И обдал густо-спиртовой струей. Тут Аврамов понял, что бывшее его начальство в доску пьяно и держится неимоверным усилием воли.
— По-читай меня, Григорий… — всхлипнул Быков, протянул Аврамову тетрадь. — Почитай и молчи дальше… Как я. Тсс…
Развернулся, пошел на место. Его шатнуло, поволокло к стене. Но он выровнял кукольно-жесткое тельце, дорулил в полуприсяде до кресла и, рухнув в его упругую мякоть, стал умащиваться в ней, обиженно и как-то по-детски кривя лицо. Умостившись, сказал:
— Устал я. А тебя любил. Иди.
К трем утра Аврамов, одолев написанное Быковым, откинулся на спинку стула. Ныло сердце, перед глазами плавали красные круги. Тетрадь жгла руки, и он стал искать место, где бы спрятать ее до утра. Перепрятывал трижды, но каждый раз, покрываясь липкой испариной, доставал и начинал искать новое место. Наконец, измаявшись в постыдном страхе, в омерзении к себе, завернул тетрадь в кусок клеенки, вышел из дома в ночную темень. Ощупью добрел до развалин заброшенного дома и спрятал сверток внутри, под камнями.

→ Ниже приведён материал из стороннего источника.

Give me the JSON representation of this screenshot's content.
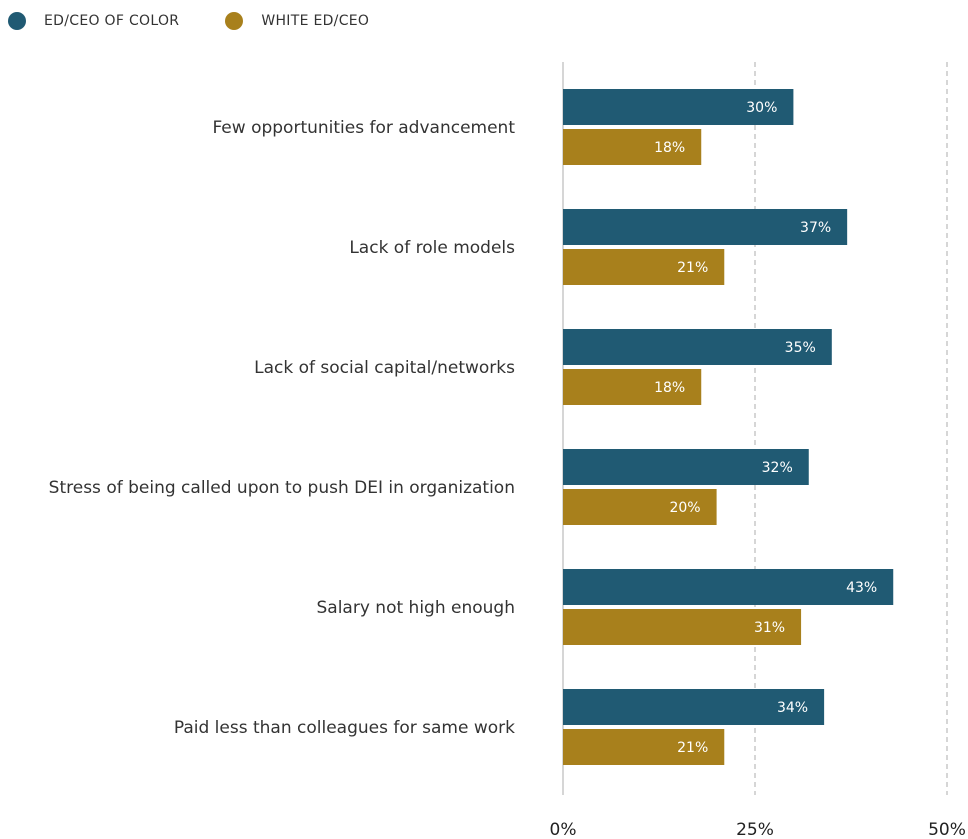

После похорон Быкова он так и не принес тетрадь в дом, найдя ей укромное место за городом, в лесу. Один только раз извлек и дал на ночь прочесть Ушахову.
«Сегодня в шесть утра расстреляли семь рабочих и одну работницу… по распоряжению нынешнего военного генерал-губернатора Казнакова. Он получил от царя неограниченную власть, а Столыпин телеграфировал ему «действовать беспощадно» (Лодзь, 23 сент. 1907 г. Главному правлению СДКПиЛ. Дзержинский).
Давайте утрем слезы, товарищ Дзержинский, по поводу кончины восьми рабочих и заглянем в Крым 1920 года. Мы помним о восьми. Но Россия рано или поздно напомнит нам о ста тысячах русского белоофицерства, подло уложенных в крымские могилы.
Это вы ведь наделили там «чрезвычайными полномочиями» венгерского Дантеса, председателя Крымского ревкома Белу Куна и мадам Розалию Залкинд (она же Демон, она же Землячка, начальник политотделов 8-й и 13-й армий). Эти двое зазывали сложивших оружие офицеров на регистрацию, а ночами крошили из пулеметов тех, кто поверил ревкому и Советской власти в лице политотделов. Кровь десятков тысяч просачивалась сквозь землю в море. Два матерых интернационалиста сделали Черное море типично русским: красным.